In Storie dell’occhio il processo avviato (da De Marco) viene magnificamente condotto a ulteriori conseguenze, senza cedimenti didattici, perché al riparo di un’intenzione (a propria volta artistica) di cui nessun “documentario” banalmente inteso potrebbe avvalersi. Come già detto, nel primo capitolo una donna è guardata nel suo (non) guardare la pittura di De Marco, e sotto di essa quelle dei maestri ferraresi di Schifanoia, e tra questa e quelle le innumerevoli immemorabili altre pitture che la fruizione ha sedimentato. Il suo (non) sguardo condensa la potenza dell’immagine, il carne della (non) percezione di ciò che essa (non) rappresenta, la tumefazione del visibile che rimbalza sulla superficie per statuirne la linguisticità estetica... Alla fine: lo spessore del significante.

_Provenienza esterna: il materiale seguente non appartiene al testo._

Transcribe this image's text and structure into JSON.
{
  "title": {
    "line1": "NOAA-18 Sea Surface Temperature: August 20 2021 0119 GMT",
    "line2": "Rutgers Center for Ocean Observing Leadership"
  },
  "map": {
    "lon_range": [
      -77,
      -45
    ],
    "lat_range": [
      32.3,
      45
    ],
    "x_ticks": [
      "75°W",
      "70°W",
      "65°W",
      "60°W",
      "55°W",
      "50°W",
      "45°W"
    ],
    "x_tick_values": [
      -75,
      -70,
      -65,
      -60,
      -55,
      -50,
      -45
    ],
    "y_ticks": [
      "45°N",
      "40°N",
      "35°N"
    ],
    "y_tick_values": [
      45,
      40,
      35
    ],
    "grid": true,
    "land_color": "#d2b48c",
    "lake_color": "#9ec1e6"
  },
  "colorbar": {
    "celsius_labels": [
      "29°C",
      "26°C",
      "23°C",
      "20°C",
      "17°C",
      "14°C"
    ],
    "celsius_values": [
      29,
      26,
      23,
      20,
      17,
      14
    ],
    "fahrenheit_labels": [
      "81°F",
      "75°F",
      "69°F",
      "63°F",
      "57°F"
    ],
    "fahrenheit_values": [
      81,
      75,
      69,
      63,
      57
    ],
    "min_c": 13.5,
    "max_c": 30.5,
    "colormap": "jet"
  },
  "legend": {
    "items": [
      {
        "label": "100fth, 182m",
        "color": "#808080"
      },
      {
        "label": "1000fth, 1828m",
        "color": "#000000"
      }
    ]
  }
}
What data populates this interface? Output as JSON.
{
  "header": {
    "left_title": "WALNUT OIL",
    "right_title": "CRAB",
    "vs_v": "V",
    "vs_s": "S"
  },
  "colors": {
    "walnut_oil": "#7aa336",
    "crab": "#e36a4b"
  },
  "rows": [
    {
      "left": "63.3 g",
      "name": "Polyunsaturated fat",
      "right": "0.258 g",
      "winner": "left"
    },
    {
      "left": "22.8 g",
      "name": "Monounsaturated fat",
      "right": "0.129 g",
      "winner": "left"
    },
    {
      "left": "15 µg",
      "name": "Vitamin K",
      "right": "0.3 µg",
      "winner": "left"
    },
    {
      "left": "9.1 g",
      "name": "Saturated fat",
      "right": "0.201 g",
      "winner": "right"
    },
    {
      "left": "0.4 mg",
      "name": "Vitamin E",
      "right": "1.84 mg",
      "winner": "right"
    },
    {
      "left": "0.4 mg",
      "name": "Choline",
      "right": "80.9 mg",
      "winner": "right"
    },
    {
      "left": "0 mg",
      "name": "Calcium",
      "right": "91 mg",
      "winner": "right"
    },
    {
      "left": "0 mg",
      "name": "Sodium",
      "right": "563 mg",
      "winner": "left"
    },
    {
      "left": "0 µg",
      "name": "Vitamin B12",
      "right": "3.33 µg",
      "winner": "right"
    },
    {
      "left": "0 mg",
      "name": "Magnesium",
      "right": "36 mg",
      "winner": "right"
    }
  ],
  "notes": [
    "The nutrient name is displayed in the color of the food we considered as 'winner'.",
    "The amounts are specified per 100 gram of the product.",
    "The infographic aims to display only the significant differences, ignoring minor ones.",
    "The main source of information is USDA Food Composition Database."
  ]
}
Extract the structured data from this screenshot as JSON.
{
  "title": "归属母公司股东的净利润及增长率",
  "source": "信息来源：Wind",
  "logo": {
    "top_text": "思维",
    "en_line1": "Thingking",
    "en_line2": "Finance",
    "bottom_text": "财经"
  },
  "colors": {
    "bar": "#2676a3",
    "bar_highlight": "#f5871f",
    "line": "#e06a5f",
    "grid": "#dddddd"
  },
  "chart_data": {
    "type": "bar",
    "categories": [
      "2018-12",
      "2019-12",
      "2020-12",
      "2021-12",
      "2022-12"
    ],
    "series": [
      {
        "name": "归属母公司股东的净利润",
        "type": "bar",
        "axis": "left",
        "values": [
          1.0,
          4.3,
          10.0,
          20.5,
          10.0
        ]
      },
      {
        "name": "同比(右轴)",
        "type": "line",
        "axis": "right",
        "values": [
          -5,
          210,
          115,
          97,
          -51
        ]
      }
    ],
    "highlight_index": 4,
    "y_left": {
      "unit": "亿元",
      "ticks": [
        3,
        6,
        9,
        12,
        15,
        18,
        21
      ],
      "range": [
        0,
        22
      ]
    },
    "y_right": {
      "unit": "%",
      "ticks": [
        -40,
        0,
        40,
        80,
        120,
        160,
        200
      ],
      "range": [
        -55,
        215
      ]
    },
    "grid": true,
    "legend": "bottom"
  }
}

Nel secondo e nel terzo (breve) capitolo la cinepresa si erge a occhio unico e dispotico. Ma nel suo errare sulle immagini (di Schifanoia in leit motiv, intercalandovi tuttavia citazioni o accostamenti improbabili a materiale iconografico eterogeneo e ovviamente ancora richiami all’intervento di De Marco) si accosta ad esse in base a scelte – inquadrature, carrelli, zoom, sfocature... – che spingono la macchina verso un utilizzo al limite delle sue possibilità tecniche e, pertanto, schiacciano il vedere verso il confine della propria insussistenza, senza dubbio in modo rammemorativo dell’antefatto piú emozionante che il cinema possa offrire in materia: la lunga sequenza non diegetica, la carrellata esplorativa sugli affreschi e sulle tavole di Andrej Rublëv, che conclude l’omonimo film di Tarkovskij (1969). Quasi inutile insistere, lo spessore dello sguardo sfida qui la cecità che in esso si annida (e a cui esso si vota): sia ritrovandola (ritrovandosi) nel delirio delle immagini “restituite” – quelle dei ferraresi antichi e quelle del pictor novissimus – sia costruendola (costruendosi) in quanto visione inturgidita fino al parossismo dal (nel) linguaggio cinematografico. E il suggello che si potrà apporre a questa duplice sfida sprigiona il bagliore di una rivelazione, dato che recita cosí: poiché si tratta infine dello stesso spessore e della stessa cecità, poiché sono infine le stesse immagini, e quindi la stessa cosa.